Eerder heeft betrokkene een suïcidepoging gedaan door uit een raam te willen springen’. In de aanvullende nota van het BMA van 31 juli 2015 wordt dit incident als een suïcidale geste gekwalificeerd. De rechtbank overweegt dat de medisch adviseur ter onderbouwing van deze kwalificatie heeft verwezen naar twee andere brieven van [bedrijf], van 4 juli 2012 en 15 oktober 2012, waarin met betrekking tot hetzelfde incident ook van een suïcidale geste wordt gesproken. Gelet daarop kan uit de omstandigheid dat de medisch adviseur het incident in zijn advies van 31 juli 2015 als suïcidale geste kwalificeert, niet worden afgeleid dat de medisch adviseur aan het incident te weinig waarde heeft gehecht. Bovendien kan, anders dan eiser heeft betoogd, uit het advies niet worden afgeleid dat sprake moet zijn van een daadwerkelijke suïcidepoging voordat wordt uitgegaan van suïcidegevaar. De conclusie van het BMA in het advies van 22 mei 2015, dat niet te verwachten valt dat bij uitblijven van de behandeling op korte termijn een medische noodsituatie zal optreden, berust immers niet op de kwalificatie van het incident als suïcidale geste maar op een beoordeling van eisers actuele medische situatie. Daarbij heeft de medisch adviseur betrokken dat het depressieve beeld niet meer actueel is, dat er sinds het advies van 28 februari 2013 geen concrete suïcideplannen meer zijn opgetekend, dat er geen dissociatieve verschijnselen meer zijn en dat eiser geen intensieve psychotherapie meer ondergaat maar alleen nog medicamenteus door de huisarts wordt behandeld.

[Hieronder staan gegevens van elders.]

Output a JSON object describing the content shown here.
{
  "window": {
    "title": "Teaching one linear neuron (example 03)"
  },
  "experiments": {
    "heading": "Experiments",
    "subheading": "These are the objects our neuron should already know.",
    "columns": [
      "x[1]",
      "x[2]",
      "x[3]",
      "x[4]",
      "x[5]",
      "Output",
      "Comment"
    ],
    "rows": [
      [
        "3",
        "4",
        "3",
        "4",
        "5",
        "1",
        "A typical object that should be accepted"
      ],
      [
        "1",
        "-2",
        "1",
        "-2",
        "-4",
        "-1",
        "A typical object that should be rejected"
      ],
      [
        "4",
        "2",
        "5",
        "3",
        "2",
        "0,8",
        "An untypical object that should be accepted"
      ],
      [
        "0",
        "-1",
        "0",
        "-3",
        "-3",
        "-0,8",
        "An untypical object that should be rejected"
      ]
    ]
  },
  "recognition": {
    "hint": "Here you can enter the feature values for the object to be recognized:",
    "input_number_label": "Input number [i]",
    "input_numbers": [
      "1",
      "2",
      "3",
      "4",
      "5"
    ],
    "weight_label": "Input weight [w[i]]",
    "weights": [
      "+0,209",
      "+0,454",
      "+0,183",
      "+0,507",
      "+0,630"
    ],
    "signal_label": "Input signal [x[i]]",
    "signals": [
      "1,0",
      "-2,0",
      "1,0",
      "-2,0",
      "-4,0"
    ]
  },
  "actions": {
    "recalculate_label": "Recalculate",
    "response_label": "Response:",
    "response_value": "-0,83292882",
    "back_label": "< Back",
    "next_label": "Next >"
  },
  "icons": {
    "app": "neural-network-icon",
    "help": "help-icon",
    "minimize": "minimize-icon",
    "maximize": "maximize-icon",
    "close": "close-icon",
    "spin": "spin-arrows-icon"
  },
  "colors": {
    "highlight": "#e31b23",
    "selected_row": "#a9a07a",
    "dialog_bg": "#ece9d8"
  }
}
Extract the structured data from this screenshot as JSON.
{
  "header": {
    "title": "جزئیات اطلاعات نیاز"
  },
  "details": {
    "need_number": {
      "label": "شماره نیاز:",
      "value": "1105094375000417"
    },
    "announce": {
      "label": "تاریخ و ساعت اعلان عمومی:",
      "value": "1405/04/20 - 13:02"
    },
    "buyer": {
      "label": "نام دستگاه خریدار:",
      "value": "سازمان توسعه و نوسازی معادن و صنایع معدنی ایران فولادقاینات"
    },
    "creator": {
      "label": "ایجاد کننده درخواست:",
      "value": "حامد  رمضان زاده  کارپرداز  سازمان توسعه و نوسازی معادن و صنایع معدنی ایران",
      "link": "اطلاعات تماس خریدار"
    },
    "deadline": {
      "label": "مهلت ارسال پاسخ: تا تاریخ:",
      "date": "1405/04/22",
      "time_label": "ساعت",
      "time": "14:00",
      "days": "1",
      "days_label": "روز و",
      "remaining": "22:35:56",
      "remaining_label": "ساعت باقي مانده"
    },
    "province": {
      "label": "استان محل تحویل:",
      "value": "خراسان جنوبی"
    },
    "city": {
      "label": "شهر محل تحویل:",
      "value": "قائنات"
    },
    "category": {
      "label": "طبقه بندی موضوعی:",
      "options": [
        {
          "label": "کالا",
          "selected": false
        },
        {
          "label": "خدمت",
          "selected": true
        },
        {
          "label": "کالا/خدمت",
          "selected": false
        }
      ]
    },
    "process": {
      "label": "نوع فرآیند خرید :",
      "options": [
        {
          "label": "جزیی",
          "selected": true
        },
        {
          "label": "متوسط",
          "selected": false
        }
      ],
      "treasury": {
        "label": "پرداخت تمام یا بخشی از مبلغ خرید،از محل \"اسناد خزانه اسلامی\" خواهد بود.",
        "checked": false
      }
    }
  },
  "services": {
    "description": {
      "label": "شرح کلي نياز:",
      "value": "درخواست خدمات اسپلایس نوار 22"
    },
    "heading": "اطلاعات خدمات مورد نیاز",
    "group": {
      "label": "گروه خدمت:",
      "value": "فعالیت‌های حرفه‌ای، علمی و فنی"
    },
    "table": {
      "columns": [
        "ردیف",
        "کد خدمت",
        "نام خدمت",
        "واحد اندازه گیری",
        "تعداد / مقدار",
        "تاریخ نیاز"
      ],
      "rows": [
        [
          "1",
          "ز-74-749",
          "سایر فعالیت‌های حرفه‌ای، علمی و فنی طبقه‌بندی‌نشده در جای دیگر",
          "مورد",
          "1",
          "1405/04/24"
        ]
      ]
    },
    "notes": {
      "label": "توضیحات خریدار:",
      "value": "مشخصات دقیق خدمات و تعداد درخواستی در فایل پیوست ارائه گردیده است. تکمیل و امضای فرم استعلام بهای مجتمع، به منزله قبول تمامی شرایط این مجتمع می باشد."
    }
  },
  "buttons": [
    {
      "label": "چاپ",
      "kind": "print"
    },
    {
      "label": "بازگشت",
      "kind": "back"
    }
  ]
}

Nu eiser geen stukken heeft overgelegd waaruit blijkt dat deze overwegingen onjuist zijn, ziet de rechtbank geen aanknopingspunten voor het oordeel dat het advies van het BMA niet op zorgvuldige wijze tot stand is gekomen. Dat de beoordeling van het BMA niet zou overeenkomen met de Richtlijn Suïcidaal Gedrag van het Trimbos Instituut, zoals eiser nog heeft aangevoerd, is onvoldoende voor die conclusie. Uit het voorgaande volgt dat verweerder niet in strijd met de vergewisplicht heeft gehandeld en het BMA advies van 22 mei 2015, zoals aangevuld bij nota van 31 juli 2015, ten grondslag heeft kunnen leggen aan het bestreden besluit. De beroepsgrond faalt.